Devant l'œuvre
François de Lorraine, second duc de Guise (1519–1563), est l'un des personnages les plus puissants et les plus controversés du XVIe siècle français — le 'Balafré', chef du parti catholique intransigeant, défenseur de Metz contre Charles Quint (1552), initiateur du massacre de Wassy (1562) qui déclencha les guerres de Religion. Ce portrait, attribué à Philippe de Champaigne, le montre avec la cicatrice faciale qui lui valut son surnom. C'est un portrait de pouvoir dur et direct.

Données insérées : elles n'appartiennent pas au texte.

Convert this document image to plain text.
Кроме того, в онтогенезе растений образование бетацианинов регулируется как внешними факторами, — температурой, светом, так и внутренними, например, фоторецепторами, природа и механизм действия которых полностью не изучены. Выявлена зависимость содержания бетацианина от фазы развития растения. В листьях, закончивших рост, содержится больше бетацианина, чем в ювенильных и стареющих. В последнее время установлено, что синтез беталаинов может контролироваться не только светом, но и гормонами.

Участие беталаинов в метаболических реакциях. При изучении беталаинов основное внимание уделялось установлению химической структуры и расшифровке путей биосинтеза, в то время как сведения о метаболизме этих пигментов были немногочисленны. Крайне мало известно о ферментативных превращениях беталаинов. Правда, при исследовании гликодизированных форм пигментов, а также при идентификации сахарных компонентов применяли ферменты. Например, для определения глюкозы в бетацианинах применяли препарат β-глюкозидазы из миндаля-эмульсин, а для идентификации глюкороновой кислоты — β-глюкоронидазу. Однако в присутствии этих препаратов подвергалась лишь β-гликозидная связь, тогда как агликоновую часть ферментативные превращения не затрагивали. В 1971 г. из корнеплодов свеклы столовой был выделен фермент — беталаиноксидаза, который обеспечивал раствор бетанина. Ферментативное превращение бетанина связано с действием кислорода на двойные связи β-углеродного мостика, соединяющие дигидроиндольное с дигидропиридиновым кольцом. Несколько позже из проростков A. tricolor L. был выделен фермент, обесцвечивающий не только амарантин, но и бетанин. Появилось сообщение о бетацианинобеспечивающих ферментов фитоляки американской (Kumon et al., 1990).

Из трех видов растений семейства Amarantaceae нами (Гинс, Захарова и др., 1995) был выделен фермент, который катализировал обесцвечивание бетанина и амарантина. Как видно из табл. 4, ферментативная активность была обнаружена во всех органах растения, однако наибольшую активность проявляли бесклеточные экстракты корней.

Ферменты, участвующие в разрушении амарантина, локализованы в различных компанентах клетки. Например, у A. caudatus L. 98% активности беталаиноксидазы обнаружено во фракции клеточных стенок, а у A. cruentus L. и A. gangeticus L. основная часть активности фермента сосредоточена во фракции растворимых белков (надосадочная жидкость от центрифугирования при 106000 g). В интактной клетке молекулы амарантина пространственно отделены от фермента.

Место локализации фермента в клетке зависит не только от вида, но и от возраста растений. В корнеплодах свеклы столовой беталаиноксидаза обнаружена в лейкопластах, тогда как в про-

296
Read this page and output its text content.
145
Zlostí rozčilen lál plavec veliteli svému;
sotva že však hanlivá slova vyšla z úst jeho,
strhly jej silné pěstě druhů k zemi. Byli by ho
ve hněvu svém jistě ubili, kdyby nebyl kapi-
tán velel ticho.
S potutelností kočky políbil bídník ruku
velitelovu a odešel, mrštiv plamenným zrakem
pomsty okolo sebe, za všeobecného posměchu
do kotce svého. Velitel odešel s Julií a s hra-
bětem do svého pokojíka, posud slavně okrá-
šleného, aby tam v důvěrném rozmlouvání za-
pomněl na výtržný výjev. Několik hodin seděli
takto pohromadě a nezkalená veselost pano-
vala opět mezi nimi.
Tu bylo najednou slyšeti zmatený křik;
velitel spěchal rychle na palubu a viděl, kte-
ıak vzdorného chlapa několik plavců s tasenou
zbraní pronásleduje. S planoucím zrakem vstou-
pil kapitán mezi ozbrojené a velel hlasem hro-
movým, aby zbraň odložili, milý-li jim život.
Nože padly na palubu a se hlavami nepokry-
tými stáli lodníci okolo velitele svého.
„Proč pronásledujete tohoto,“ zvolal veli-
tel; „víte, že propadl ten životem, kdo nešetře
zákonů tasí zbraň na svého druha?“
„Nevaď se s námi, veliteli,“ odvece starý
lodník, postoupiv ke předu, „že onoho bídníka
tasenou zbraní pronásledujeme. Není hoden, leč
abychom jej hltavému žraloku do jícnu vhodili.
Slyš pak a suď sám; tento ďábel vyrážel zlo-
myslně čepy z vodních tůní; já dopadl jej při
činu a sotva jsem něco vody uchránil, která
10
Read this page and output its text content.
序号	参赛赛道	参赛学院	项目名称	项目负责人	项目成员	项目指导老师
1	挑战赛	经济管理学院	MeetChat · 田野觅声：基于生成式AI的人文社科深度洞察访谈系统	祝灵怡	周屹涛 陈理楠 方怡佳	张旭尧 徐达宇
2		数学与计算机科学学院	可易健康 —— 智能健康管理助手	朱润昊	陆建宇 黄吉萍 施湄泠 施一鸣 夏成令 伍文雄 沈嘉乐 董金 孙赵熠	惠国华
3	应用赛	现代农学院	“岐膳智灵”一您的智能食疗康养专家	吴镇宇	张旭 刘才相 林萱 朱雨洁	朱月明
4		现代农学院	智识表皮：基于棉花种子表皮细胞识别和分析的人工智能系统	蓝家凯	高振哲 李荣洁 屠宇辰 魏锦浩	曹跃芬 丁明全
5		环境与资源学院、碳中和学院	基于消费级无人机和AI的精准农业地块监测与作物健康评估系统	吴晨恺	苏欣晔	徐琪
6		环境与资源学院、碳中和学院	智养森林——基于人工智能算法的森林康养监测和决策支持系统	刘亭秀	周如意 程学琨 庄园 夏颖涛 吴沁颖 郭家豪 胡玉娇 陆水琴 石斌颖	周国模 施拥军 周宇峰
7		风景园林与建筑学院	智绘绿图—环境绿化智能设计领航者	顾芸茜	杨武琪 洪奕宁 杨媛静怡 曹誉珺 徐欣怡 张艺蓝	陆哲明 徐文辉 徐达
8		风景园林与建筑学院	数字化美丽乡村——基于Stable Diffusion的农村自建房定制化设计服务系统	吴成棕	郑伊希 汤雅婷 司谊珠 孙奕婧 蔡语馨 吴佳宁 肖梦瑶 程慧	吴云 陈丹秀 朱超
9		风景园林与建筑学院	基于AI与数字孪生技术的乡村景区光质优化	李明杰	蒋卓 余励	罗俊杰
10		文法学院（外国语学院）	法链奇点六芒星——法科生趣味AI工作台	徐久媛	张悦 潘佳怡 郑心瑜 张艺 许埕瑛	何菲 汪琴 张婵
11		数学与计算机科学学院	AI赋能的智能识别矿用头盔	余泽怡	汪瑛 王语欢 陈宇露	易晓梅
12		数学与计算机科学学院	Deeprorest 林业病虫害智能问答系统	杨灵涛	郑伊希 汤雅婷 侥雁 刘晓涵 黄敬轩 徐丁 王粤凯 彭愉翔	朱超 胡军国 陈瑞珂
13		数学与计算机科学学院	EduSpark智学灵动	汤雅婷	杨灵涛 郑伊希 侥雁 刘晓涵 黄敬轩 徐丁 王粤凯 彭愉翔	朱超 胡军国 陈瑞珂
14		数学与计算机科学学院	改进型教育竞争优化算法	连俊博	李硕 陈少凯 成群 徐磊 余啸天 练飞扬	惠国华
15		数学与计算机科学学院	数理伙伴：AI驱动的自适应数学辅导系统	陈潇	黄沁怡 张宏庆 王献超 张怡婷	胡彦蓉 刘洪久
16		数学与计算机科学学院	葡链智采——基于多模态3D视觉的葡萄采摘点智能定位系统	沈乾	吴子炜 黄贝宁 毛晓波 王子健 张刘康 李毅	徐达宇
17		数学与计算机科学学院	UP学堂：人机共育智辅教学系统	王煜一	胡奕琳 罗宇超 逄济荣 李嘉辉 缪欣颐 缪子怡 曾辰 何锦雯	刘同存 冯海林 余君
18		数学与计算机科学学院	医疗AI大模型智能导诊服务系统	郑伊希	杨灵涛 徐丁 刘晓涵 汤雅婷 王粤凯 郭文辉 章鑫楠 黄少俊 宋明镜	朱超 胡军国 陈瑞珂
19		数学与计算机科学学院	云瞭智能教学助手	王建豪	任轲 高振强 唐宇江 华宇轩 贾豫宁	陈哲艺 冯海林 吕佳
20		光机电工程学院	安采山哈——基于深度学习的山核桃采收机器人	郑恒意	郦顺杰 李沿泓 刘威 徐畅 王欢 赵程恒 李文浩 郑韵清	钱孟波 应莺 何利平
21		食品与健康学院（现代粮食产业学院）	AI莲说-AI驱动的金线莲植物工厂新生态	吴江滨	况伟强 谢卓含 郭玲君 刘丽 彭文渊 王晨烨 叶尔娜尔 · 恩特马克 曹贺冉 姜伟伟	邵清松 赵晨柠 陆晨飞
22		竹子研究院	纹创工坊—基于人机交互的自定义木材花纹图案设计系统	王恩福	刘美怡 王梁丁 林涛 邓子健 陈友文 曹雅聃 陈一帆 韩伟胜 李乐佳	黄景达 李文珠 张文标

Symbolisme & lecture iconographique
La cicatrice du duc de Guise est devenue l'un des emblèmes du parti catholique intransigeant dans les guerres de Religion — la marque physique du guerrier de Dieu. Cette stigmatisation du corps au service de la foi dit la confusion entre le politique et le religieux qui caractérise les guerres de Religion.
Analyse des émotions
Ce portrait du Balafré dit le pouvoir aristocratique dans sa version la plus brute — un homme qui a la violence dans le visage (la cicatrice) et dans l'histoire (le massacre de Wassy). Il n'y a pas de charme dans ce portrait, pas de séduction : c'est la puissance nue.
Secrets & mystères
L'attribution de ce tableau à Philippe de Champaigne est discutée — Champaigne est né en 1602 et François de Guise est mort en 1563. Ce tableau serait donc soit un portrait posthume d'après un modèle antérieur, soit l'œuvre d'un autre peintre du XVIIe siècle. La relation entre les Guise et les ducs de Lorraine est complexe : les Guise étaient une branche cadette de la maison de Lorraine, et leur rivalité avec les Valois pour la domination de France est l'un des fils conducteurs des guerres de Religion.
Le saviez-vous ?
François de Guise fut assassiné en 1563 par un protestant huguenot, Poltrot de Méré — qui affirma avoir agi sur ordre de l'amiral Gaspard de Coligny. Coligny nia jusqu'à la mort. Cet assassinat alimenta la haine entre les deux camps et prépara la Saint-Barthélemy (1572) — la nuit où des milliers de protestants français furent massacrés, dont Coligny lui-même. La vengeance des Guise.